Babaee et al.27 reported 29 Infantile Idiopathic Scoliosis with the average curve magnitude of 35.62° at the time of diagnosis. Based on their results, brace treatment failed for a total of 20 patients (69%). Of these patients, 12 cases (60%) reached spinal fusion, and four patients (13%) in the surgery-treated group underwent surgery before the age of 10. Smith et al.28 reported 17 infantile Idiopathic Scoliosis treated with brace, 9 (52.9%)patients had curve progression and went on to other forms of treatment, 8(47.06%) who did respond, there was an overall improvement of 51.2%. In our study, 7 cases started brace before 3 years old, 3 of them are CS and 4 with IS. Since the number of infantile scoliosis in the two groups was basically the same and small, we did not analyze infantile scoliosis separately. Of the 4 infantile idiopathic scoliosis, no case was operated at the last follow-up.
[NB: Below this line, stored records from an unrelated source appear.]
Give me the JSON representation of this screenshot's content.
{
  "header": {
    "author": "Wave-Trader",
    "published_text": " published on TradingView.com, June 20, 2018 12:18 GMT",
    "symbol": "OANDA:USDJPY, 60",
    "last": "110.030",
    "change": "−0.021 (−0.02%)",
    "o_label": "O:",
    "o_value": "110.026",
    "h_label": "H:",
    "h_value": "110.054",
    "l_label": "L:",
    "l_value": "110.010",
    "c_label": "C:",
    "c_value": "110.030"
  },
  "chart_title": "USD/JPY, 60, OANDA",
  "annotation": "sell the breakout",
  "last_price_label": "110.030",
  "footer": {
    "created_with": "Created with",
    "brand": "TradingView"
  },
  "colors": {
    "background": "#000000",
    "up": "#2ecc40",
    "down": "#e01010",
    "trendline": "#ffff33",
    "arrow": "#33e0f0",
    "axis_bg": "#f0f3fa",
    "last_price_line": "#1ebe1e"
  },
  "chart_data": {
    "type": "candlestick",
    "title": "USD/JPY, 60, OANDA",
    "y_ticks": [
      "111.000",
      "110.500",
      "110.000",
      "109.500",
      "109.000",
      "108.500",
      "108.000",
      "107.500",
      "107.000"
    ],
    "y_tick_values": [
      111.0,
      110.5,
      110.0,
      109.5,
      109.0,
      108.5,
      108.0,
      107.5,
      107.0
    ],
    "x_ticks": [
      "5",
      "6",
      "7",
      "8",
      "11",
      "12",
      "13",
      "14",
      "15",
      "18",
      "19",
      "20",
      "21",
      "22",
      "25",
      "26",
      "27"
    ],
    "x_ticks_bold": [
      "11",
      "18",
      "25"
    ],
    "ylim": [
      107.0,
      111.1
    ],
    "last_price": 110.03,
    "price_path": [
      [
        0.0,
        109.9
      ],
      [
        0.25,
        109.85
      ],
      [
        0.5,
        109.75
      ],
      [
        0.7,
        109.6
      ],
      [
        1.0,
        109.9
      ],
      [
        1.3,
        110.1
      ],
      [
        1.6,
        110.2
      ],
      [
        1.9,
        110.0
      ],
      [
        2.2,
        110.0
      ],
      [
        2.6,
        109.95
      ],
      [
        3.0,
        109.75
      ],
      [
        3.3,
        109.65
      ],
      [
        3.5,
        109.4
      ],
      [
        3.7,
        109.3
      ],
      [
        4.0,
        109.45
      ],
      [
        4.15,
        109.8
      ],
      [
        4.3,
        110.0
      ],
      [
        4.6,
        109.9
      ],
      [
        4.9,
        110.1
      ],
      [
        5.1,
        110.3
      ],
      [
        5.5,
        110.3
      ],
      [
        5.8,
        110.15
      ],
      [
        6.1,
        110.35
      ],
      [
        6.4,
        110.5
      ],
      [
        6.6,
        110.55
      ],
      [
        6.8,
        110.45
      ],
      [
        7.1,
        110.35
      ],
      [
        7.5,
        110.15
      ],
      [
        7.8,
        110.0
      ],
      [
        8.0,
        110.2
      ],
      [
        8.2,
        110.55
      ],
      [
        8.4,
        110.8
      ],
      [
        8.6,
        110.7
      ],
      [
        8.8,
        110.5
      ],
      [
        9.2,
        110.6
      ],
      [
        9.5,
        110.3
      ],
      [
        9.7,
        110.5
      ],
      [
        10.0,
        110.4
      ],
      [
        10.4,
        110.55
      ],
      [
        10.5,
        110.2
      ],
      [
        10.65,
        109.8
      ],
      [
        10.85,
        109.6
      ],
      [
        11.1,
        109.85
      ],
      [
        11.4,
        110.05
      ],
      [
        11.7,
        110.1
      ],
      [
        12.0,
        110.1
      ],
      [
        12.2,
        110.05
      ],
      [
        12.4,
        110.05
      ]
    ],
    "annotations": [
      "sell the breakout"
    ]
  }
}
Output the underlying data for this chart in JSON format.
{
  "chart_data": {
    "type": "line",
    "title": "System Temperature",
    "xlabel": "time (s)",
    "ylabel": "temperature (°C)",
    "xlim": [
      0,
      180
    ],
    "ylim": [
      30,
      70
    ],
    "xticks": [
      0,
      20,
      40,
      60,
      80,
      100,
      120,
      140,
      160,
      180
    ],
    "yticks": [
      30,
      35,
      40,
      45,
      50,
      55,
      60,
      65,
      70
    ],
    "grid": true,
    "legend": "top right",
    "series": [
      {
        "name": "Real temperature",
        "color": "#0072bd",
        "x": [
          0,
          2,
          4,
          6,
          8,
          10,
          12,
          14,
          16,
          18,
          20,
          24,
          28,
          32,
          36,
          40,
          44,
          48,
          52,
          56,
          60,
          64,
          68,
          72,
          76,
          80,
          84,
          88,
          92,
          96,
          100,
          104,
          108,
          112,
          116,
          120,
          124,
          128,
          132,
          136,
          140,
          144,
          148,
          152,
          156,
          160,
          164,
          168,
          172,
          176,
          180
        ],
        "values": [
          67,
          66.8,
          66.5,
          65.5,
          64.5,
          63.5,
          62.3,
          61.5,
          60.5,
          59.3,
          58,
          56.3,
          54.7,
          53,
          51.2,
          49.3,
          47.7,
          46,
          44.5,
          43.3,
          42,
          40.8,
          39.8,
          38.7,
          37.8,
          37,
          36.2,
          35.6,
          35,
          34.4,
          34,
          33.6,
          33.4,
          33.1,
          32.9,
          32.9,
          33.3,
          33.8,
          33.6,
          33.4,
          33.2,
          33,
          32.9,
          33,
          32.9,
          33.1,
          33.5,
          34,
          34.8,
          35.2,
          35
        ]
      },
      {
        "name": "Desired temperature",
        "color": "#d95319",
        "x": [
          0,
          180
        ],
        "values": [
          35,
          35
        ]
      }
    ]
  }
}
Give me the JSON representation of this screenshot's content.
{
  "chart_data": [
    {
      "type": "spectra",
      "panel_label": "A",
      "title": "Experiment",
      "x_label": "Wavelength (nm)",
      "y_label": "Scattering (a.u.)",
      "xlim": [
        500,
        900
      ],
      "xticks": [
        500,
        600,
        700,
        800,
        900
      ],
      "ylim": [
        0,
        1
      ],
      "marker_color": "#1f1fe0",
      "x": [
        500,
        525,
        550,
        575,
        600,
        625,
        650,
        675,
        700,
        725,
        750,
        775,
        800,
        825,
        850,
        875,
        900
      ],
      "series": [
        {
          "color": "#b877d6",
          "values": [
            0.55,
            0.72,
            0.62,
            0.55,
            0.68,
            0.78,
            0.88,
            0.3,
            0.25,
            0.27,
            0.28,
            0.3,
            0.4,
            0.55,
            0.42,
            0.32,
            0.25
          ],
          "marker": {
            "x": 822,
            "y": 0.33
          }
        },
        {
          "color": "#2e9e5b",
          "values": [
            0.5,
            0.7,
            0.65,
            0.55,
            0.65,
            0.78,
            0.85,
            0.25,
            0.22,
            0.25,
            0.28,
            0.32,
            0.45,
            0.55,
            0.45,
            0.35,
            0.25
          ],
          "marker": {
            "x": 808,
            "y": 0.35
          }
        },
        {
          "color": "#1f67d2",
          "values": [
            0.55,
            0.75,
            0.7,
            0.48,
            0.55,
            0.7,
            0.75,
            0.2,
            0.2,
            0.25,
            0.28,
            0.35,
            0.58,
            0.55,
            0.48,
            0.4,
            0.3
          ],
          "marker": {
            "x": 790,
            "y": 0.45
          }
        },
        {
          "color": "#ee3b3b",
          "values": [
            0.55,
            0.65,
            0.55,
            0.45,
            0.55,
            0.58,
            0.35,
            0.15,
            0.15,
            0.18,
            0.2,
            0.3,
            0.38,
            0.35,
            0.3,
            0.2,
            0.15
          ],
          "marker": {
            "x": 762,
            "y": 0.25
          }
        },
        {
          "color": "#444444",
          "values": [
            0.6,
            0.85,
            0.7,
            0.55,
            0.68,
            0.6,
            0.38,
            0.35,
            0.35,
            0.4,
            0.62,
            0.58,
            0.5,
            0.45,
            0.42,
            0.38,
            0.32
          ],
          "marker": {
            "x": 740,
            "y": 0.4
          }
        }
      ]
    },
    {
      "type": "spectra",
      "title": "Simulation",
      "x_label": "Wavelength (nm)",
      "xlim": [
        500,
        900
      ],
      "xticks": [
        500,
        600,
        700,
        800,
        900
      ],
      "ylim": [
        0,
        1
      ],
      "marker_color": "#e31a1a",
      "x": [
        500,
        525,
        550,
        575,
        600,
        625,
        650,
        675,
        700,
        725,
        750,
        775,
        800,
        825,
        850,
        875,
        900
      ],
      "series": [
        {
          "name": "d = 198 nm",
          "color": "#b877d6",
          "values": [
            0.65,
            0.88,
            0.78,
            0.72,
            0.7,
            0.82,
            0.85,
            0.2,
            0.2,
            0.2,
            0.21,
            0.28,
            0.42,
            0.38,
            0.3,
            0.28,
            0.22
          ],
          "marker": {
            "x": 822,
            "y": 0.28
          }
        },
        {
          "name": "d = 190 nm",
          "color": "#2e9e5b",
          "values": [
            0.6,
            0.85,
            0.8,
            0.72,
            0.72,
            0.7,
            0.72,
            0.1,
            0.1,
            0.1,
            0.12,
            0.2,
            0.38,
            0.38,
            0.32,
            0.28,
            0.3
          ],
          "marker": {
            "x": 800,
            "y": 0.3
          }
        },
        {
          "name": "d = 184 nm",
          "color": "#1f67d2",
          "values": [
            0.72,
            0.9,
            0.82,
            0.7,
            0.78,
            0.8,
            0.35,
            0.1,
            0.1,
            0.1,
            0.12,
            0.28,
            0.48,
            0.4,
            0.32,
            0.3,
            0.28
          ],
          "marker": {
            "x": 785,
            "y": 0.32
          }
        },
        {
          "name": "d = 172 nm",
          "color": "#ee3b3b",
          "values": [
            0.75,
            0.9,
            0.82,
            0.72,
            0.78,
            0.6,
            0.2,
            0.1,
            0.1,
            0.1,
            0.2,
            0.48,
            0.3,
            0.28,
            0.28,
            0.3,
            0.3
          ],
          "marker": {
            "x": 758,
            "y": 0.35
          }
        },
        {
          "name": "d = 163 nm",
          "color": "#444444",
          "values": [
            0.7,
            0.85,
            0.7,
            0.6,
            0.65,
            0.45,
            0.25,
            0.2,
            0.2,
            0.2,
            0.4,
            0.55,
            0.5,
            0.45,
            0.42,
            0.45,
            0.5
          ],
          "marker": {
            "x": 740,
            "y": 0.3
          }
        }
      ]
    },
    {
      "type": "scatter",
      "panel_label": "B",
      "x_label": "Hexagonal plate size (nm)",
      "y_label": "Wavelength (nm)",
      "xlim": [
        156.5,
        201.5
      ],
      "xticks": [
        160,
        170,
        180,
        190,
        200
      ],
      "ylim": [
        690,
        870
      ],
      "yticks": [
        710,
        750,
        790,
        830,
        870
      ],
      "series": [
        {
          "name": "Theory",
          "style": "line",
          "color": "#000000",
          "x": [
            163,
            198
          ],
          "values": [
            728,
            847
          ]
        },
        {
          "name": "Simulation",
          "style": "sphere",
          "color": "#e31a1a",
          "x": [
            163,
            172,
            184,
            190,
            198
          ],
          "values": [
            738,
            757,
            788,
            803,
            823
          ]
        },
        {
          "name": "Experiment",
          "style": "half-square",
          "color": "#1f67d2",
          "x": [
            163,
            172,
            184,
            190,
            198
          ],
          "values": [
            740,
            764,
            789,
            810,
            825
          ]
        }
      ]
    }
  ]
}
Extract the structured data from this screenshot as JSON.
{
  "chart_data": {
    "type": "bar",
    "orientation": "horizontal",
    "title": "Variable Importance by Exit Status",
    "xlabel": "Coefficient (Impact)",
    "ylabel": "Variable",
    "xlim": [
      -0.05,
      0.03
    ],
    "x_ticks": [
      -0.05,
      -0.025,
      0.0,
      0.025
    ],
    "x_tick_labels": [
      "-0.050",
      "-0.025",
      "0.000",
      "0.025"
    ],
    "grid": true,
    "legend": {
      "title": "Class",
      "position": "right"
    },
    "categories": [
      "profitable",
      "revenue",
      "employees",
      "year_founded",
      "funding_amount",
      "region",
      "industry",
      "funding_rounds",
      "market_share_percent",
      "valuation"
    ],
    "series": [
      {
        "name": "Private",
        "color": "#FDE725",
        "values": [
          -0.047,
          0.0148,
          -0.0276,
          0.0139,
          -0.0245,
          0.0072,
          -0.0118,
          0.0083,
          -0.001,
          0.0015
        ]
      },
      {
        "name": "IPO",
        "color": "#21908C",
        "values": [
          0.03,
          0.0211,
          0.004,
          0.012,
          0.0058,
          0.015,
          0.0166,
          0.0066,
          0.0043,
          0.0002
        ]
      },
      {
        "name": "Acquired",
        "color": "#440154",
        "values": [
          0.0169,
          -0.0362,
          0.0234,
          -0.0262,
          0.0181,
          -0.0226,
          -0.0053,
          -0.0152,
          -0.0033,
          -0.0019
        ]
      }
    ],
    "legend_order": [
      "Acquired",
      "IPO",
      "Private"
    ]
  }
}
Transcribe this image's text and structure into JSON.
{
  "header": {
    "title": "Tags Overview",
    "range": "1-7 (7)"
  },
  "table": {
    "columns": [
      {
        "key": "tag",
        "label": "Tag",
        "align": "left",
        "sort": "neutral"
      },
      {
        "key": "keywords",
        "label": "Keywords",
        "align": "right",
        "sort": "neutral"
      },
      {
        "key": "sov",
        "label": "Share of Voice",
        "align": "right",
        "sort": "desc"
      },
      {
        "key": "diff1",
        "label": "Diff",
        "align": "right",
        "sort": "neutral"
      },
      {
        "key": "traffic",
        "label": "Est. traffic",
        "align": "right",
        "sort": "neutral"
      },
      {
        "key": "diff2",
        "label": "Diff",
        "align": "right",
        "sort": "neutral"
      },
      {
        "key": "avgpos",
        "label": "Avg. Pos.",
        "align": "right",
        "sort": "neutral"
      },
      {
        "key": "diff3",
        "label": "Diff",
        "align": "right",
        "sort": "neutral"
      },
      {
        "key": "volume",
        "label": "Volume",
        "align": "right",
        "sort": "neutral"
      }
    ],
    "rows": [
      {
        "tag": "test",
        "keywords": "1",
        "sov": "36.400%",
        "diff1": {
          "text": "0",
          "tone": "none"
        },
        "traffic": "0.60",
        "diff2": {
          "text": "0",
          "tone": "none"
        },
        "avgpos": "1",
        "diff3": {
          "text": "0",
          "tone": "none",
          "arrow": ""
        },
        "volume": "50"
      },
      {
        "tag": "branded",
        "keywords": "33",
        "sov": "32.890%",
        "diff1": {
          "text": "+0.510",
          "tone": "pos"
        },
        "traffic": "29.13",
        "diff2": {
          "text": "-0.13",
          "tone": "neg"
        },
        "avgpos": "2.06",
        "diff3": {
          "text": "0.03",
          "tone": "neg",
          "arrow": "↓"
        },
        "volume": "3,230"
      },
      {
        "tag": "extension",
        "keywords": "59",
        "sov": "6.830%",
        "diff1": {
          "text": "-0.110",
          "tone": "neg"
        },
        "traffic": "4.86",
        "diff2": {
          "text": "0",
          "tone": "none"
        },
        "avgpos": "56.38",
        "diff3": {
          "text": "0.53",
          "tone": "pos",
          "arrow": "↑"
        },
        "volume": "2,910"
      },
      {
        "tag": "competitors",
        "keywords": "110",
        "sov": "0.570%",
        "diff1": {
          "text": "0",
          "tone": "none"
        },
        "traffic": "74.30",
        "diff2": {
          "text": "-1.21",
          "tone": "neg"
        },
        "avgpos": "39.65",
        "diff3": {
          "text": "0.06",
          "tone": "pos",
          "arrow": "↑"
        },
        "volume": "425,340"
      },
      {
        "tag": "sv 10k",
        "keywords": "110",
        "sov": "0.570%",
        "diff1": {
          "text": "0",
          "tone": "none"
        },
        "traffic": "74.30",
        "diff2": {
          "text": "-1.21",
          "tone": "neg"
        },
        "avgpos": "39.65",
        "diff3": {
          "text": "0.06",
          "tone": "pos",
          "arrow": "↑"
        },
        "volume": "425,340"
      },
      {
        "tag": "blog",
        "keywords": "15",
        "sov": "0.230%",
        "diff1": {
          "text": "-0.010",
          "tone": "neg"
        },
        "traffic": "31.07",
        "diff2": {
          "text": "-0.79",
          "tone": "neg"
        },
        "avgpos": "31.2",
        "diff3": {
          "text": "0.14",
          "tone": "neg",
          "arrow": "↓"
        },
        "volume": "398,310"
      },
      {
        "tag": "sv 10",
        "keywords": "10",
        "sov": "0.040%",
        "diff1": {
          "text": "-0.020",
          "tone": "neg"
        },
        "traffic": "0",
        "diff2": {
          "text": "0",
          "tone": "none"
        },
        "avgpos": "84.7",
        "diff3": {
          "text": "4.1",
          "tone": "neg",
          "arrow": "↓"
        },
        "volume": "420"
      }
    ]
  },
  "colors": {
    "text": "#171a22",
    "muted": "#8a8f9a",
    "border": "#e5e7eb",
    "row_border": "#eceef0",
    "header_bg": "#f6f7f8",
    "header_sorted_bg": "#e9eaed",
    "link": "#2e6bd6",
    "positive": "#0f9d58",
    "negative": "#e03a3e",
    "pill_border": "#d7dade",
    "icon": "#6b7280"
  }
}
Wang et al.29, confirmed that brace treatment can serve as a time-buying tactic for patients with CS, their study included cases aged younger than 8 years. 9/39 patients underwent surgical intervention, with the time of surgery delayed for 32.1 months. 6/14 patients with CS underwent surgical intervention in our study at the last follow-up, and their average age at surgery was 136 months, the average time delayed by brace was 65 months. Bess et al.30 reported a 13% reduction in complication rates for each year of increased patient age at the initiation of instrumentation. Since they are more than 9 years old, surgery can be performed more safely.

The greatest advantage of bracing is that children do not need to be exposed to anesthesia repeatedly, which is associated with increased disability in language and abstract reasoning31. There has been growing concern about the detrimental effects of certain anesthetic agents on the developing brain, as indicated by the Food and Drug Administration (FDA)17;32, while the brace can be implemented in the waking state, so that it deprives the anesthesia risk as well as spinal cord and nerve injury. Moreover, pressure sores on the skin can be avoided because parents can discover them in a timely manner.

In our series, cases were either congenital EOS or progressing idiopathic EOS, which were classified into CS and IS. We found that IS and apical vertebra of the main curve located in the thoracolumbar or lumbar region appeared to be important favorable factors. The majority of Cobb angle correction can be achieved during the first bracing, which may inspire parents to supervise their children while wearing braces. Congenital EOS that did not respond to bracing will be able to delay spinal instrumentation at least. In addition, during the follow-up, bracing was not associated with any complications. With a standardized treatment protocol, we suggest that those with magnitude < 60°, bracing can be an effective and safe strategy in dealing with progressive EOS.

However, the retrospective nature of this study limits the ability to survey patients, and there was no documentation in the clinical notes concerning brace intolerance. In addition, the sample size was small, and our study including cases from June 2011 to July 2023, focused on radiographic outcomes and did not include health-related quality of life (HRQOF) , because The Chinese version of the Early-onset Scoliosis Quality of Life 24-item Questionnaire(EOSQ-24) was available since 2021. In future studies, we may have chance to increase the number of cases and continue to follow the subjects until skeletal maturity and record the HRQOF.